Yes it looks like a lot of work, but writing a barrier implementation that actually satisfies the contract of a barrier is non-trivial.

Answer 2

I came across this question when trying to do something similar, so I thought I'd share my solution, in case someone else finds it useful. It's implemented in pure C++11 (sadly not C11, since the multithreading part of the standard is unsupported as of yet in gcc and msvc).

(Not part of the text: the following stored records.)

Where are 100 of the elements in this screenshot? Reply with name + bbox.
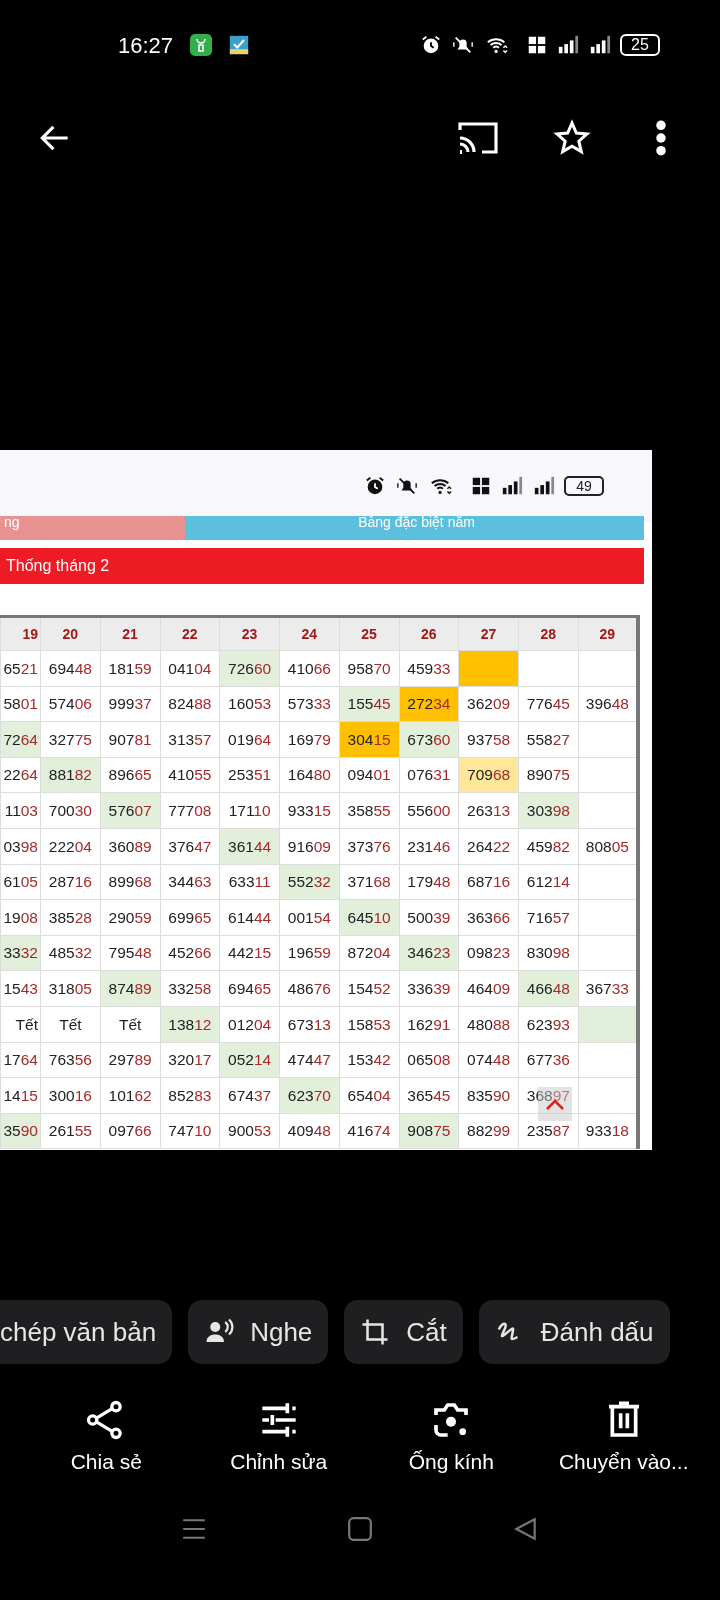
table-cell: 15853 — [339, 1006, 399, 1043]
back-icon[interactable] — [513, 1515, 539, 1542]
table-cell: 85283 — [160, 1077, 220, 1114]
table-cell: 06508 — [399, 1042, 459, 1078]
table-cell: 57607 — [100, 792, 160, 829]
table-cell: 07448 — [458, 1042, 519, 1078]
table-cell: 2264 — [0, 757, 41, 793]
table-cell: Tết — [0, 1006, 41, 1043]
table-cell: 68716 — [458, 864, 519, 900]
checklist-app-icon — [229, 35, 250, 55]
table-cell: 1415 — [0, 1077, 41, 1114]
chip-button[interactable]: Nghe — [188, 1300, 329, 1364]
signal-icon — [532, 475, 556, 497]
table-cell: 55827 — [518, 721, 579, 758]
table-cell: 74710 — [160, 1113, 220, 1149]
table-cell: 45933 — [399, 650, 459, 687]
table-cell: 76356 — [40, 1042, 101, 1078]
table-cell: 64510 — [339, 899, 399, 936]
table-cell: 90781 — [100, 721, 160, 758]
table-cell: 37647 — [160, 828, 220, 865]
table-cell: 36366 — [458, 899, 519, 936]
table-cell: 3332 — [0, 935, 41, 971]
table-cell: 90875 — [399, 1113, 459, 1149]
table-cell: 83098 — [518, 935, 579, 971]
table-cell: 55232 — [279, 864, 340, 900]
muted-bell-icon — [394, 475, 420, 497]
table-cell: 61444 — [219, 899, 280, 936]
table-cell: 41066 — [279, 650, 340, 687]
table-cell: 46648 — [518, 970, 579, 1007]
column-header: 21 — [100, 616, 160, 651]
table-cell: 16979 — [279, 721, 340, 758]
table-cell: 37376 — [339, 828, 399, 865]
table-cell: 50039 — [399, 899, 459, 936]
table-cell: 40948 — [279, 1113, 340, 1149]
star-icon[interactable] — [552, 117, 592, 158]
table-cell: 10162 — [100, 1077, 160, 1114]
table-cell: 89665 — [100, 757, 160, 793]
chip-button[interactable]: Đánh dấu — [478, 1300, 670, 1364]
table-cell: 89075 — [518, 757, 579, 793]
table-cell: 33639 — [399, 970, 459, 1007]
table-cell: 09823 — [458, 935, 519, 971]
table-cell: 38528 — [40, 899, 101, 936]
table-cell: 62370 — [279, 1077, 340, 1114]
table-cell: 70030 — [40, 792, 101, 829]
chip-button[interactable]: Cắt — [344, 1300, 463, 1364]
table-cell: 0398 — [0, 828, 41, 865]
table-cell: 05214 — [219, 1042, 280, 1078]
crop-icon — [360, 1317, 391, 1347]
table-cell: 91609 — [279, 828, 340, 865]
table-cell: 41674 — [339, 1113, 399, 1149]
table-cell: 61214 — [518, 864, 579, 900]
table-cell: 69465 — [219, 970, 280, 1007]
table-cell: 18159 — [100, 650, 160, 687]
status-time: 16:27 — [118, 31, 174, 60]
table-cell: 26422 — [458, 828, 519, 865]
table-cell: 25351 — [219, 757, 280, 793]
action-button[interactable]: Chỉnh sửa — [192, 1400, 365, 1478]
column-header: 28 — [518, 616, 579, 651]
table-cell: 87204 — [339, 935, 399, 971]
table-cell: 5801 — [0, 686, 41, 722]
table-cell: 87489 — [100, 970, 160, 1007]
table-cell: 01964 — [219, 721, 280, 758]
table-cell: Tết — [100, 1006, 160, 1043]
section-title: Thống tháng 2 — [0, 548, 644, 584]
table-cell: 17110 — [219, 792, 280, 829]
table-cell: 45266 — [160, 935, 220, 971]
table-cell: 77708 — [160, 792, 220, 829]
column-header: 20 — [40, 616, 101, 651]
alarm-icon — [364, 475, 386, 497]
table-cell: 6105 — [0, 864, 41, 900]
table-cell: 29059 — [100, 899, 160, 936]
table-cell: 88299 — [458, 1113, 519, 1149]
table-cell: 57406 — [40, 686, 101, 722]
table-cell: 67313 — [279, 1006, 340, 1043]
table-cell: 48532 — [40, 935, 101, 971]
table-cell: 35855 — [339, 792, 399, 829]
signal-icon — [588, 34, 612, 56]
table-cell: 62393 — [518, 1006, 579, 1043]
table-cell: 15342 — [339, 1042, 399, 1078]
table-cell: 09401 — [339, 757, 399, 793]
home-icon[interactable] — [347, 1515, 373, 1542]
table-cell: 36209 — [458, 686, 519, 722]
action-button[interactable]: Chuyển vào... — [537, 1400, 710, 1478]
action-button[interactable]: Chia sẻ — [20, 1400, 193, 1478]
chip-button[interactable]: chép văn bản — [0, 1300, 173, 1364]
table-cell: 30415 — [339, 721, 399, 758]
table-cell: 34463 — [160, 864, 220, 900]
table-cell: 26313 — [458, 792, 519, 829]
table-cell: 45982 — [518, 828, 579, 865]
table-cell: 23587 — [518, 1113, 579, 1149]
table-cell: 55600 — [399, 792, 459, 829]
table-cell: 30398 — [518, 792, 579, 829]
action-button[interactable]: Ống kính — [365, 1400, 538, 1478]
table-cell: 7264 — [0, 721, 41, 758]
table-cell: 77645 — [518, 686, 579, 722]
signal-icon — [556, 34, 580, 56]
table-cell: 27234 — [399, 686, 459, 722]
table-cell: 26155 — [40, 1113, 101, 1149]
column-header: 29 — [578, 616, 638, 651]
battery-indicator: 25 — [620, 34, 660, 56]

Basically, you maintain two counters, whose usage is alternated. Below is the implementation and a usage example:

    #include <cstdio>
    #include <thread>
    #include <condition_variable>

    // A barrier class; The barrier is initialized with the number of expected threads to synchronize
    class barrier_t{
        const size_t count;
        size_t counter[2], * currCounter;
        std::mutex mutex;
        std::condition_variable cv;

    public:
        barrier_t(size_t count) : count(count), currCounter(&counter[0]) {
            counter[0] = count;
            counter[1] = 0;
        }
        void wait(){
            std::unique_lock<std::mutex> lock(mutex);
            if (!--*currCounter){
                currCounter += currCounter == counter ? 1 : -1;
                *currCounter = count;
                cv.notify_all();
            }
            else {
                size_t * currCounter_local = currCounter;
                cv.wait(lock, [currCounter_local]{return *currCounter_local == 0; });
            }
        }
    };

    void testBarrier(size_t iters, size_t threadIdx, barrier_t *B){
        for(size_t i = 0; i < iters; i++){
            printf("Hello from thread %i for the %ith time!\n", threadIdx, i);
            B->wait();
        }
    }

    int main(void){
        const size_t threadCnt = 4, iters = 8;
        barrier_t B(threadCnt);
        std::thread t[threadCnt];   
        for(size_t i = 0; i < threadCnt; i++) t[i] = std::thread(testBarrier, iters, i, &B);
        for(size_t i = 0; i < threadCnt; i++) t[i].join();
        return 0;
    }

Answer 3

Try to implement the Barrier solution that is being explained in this book:

The Little Book of Semaphores

Answer 4

Do not reset your barrier variable back to zero.

When any of the thread is about to exit, atomically decrement the barrier variable by one.

Your barrier looks like you do not want the number of working threads spawned to fall below numberOfThreads.